O compositor tinha já consigo alguns esboços da obra quando deixou Estónia (então ainda parte da URSS) para de mudar para a Áustria, em 1980. Usando como texto os capítulos 18 e 19 do Evangelho Segundo São João, juntando ainda uma introdução e uma conclusão, Passio – que tem na verdade por título completo Passio Domini Nostri Jesu Christi secundum Joannem – usa vozes solistas, um coro, um órgão e apenas mais quatro instrumentos: um oboé, um fagote, um violino e um violoncelo.
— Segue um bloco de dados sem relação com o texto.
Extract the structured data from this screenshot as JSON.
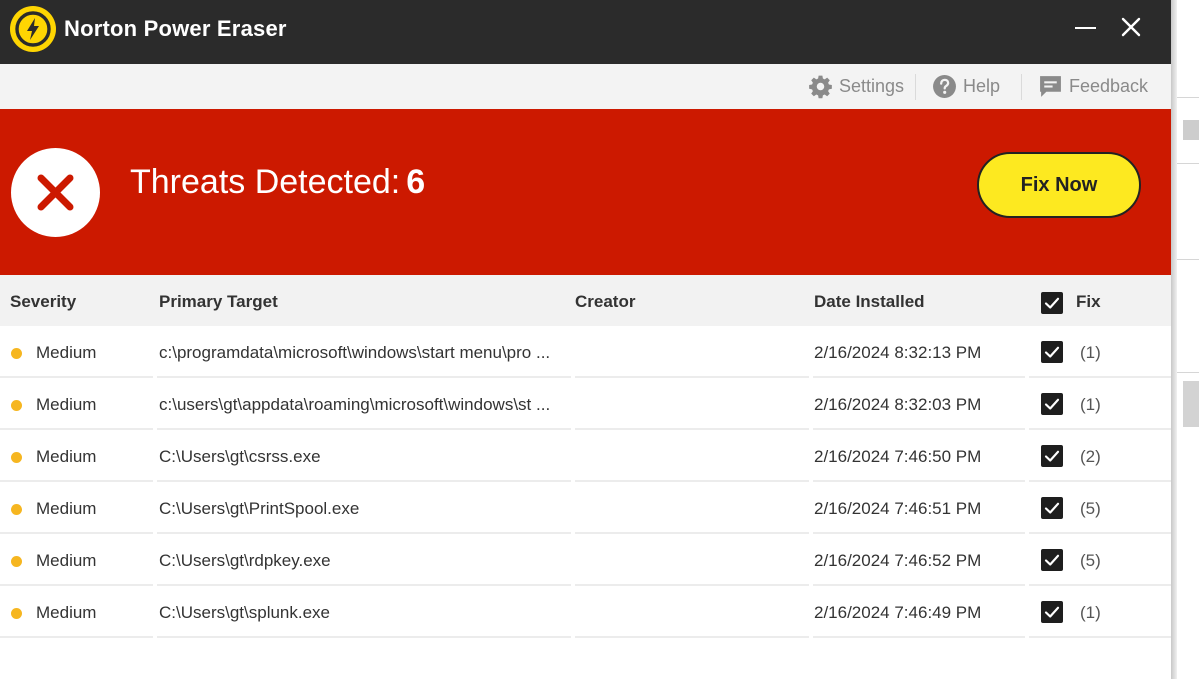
{
  "app": {
    "title": "Norton Power Eraser"
  },
  "window_controls": {
    "minimize": "minimize",
    "close": "close"
  },
  "toolbar": {
    "settings_label": "Settings",
    "help_label": "Help",
    "feedback_label": "Feedback"
  },
  "banner": {
    "label": "Threats Detected:",
    "count": "6",
    "fix_button": "Fix Now",
    "color": "#cc1900",
    "button_color": "#fde920"
  },
  "table": {
    "columns": {
      "severity": "Severity",
      "target": "Primary Target",
      "creator": "Creator",
      "date": "Date Installed",
      "fix": "Fix"
    },
    "select_all_checked": true,
    "rows": [
      {
        "severity": "Medium",
        "target": "c:\\programdata\\microsoft\\windows\\start menu\\pro ...",
        "creator": "",
        "date": "2/16/2024 8:32:13 PM",
        "checked": true,
        "count": "(1)"
      },
      {
        "severity": "Medium",
        "target": "c:\\users\\gt\\appdata\\roaming\\microsoft\\windows\\st ...",
        "creator": "",
        "date": "2/16/2024 8:32:03 PM",
        "checked": true,
        "count": "(1)"
      },
      {
        "severity": "Medium",
        "target": "C:\\Users\\gt\\csrss.exe",
        "creator": "",
        "date": "2/16/2024 7:46:50 PM",
        "checked": true,
        "count": "(2)"
      },
      {
        "severity": "Medium",
        "target": "C:\\Users\\gt\\PrintSpool.exe",
        "creator": "",
        "date": "2/16/2024 7:46:51 PM",
        "checked": true,
        "count": "(5)"
      },
      {
        "severity": "Medium",
        "target": "C:\\Users\\gt\\rdpkey.exe",
        "creator": "",
        "date": "2/16/2024 7:46:52 PM",
        "checked": true,
        "count": "(5)"
      },
      {
        "severity": "Medium",
        "target": "C:\\Users\\gt\\splunk.exe",
        "creator": "",
        "date": "2/16/2024 7:46:49 PM",
        "checked": true,
        "count": "(1)"
      }
    ],
    "severity_color": "#f6b620"
  }
}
Musicalmente representa uma exploração numa obra de grande fôlego de uma composição minimalista, discreta, meditativa, que Pärt havia experimentado entre peças como Alina ou Spiegel im Spiegel, definindo um estilo ao qual chamou tintinabuli.

Mais do que promover uma cenografia para a evolução de uma narrativa, como sucede em muitas “Paixões” clássicas, Arvo Pärt procurou em Passio a construção de um clima emocional, ao contexto cabendo um papel na caracterização dos acontecimentos.

Passio teve uma primeira gravação em 1988 naquele que foi o terceiro disco nascido da ligação do compositor à editora ECM, após a estreia em Tabula Rasa (1984) e a Arbos (1987), que assinalara a primeira colaboração entre Arvo Pärt e o Hilliard Ensemble. O grupo vocal, que ao longo dos anos aprofundaria uma relação com a música de Pärt, teve em Passio uma presença fulcral, num registo dirigido por Paul Hillier e captado, sob produção de Manfred Eicher, na nave de uma igreja em Hampstead (há quem aponte a uma certa inadequação desta música às salas de concertos, precisamente pela afinidade para com as características acústicas mais favoráveis que encontramos nas igrejas).

Com o título Johannes Passion, o Condominium Choir, dirigido por Tauno Satomaa, a Finlandia Records lançou uma segunda gravação em 2001. Uma terceira surgiu em 2003 pela Naxos. Gravada na Abadia de Dorchester, tinha por maestro Antony Pitts e, como ensemble vocal, o Tonus Peregrinus.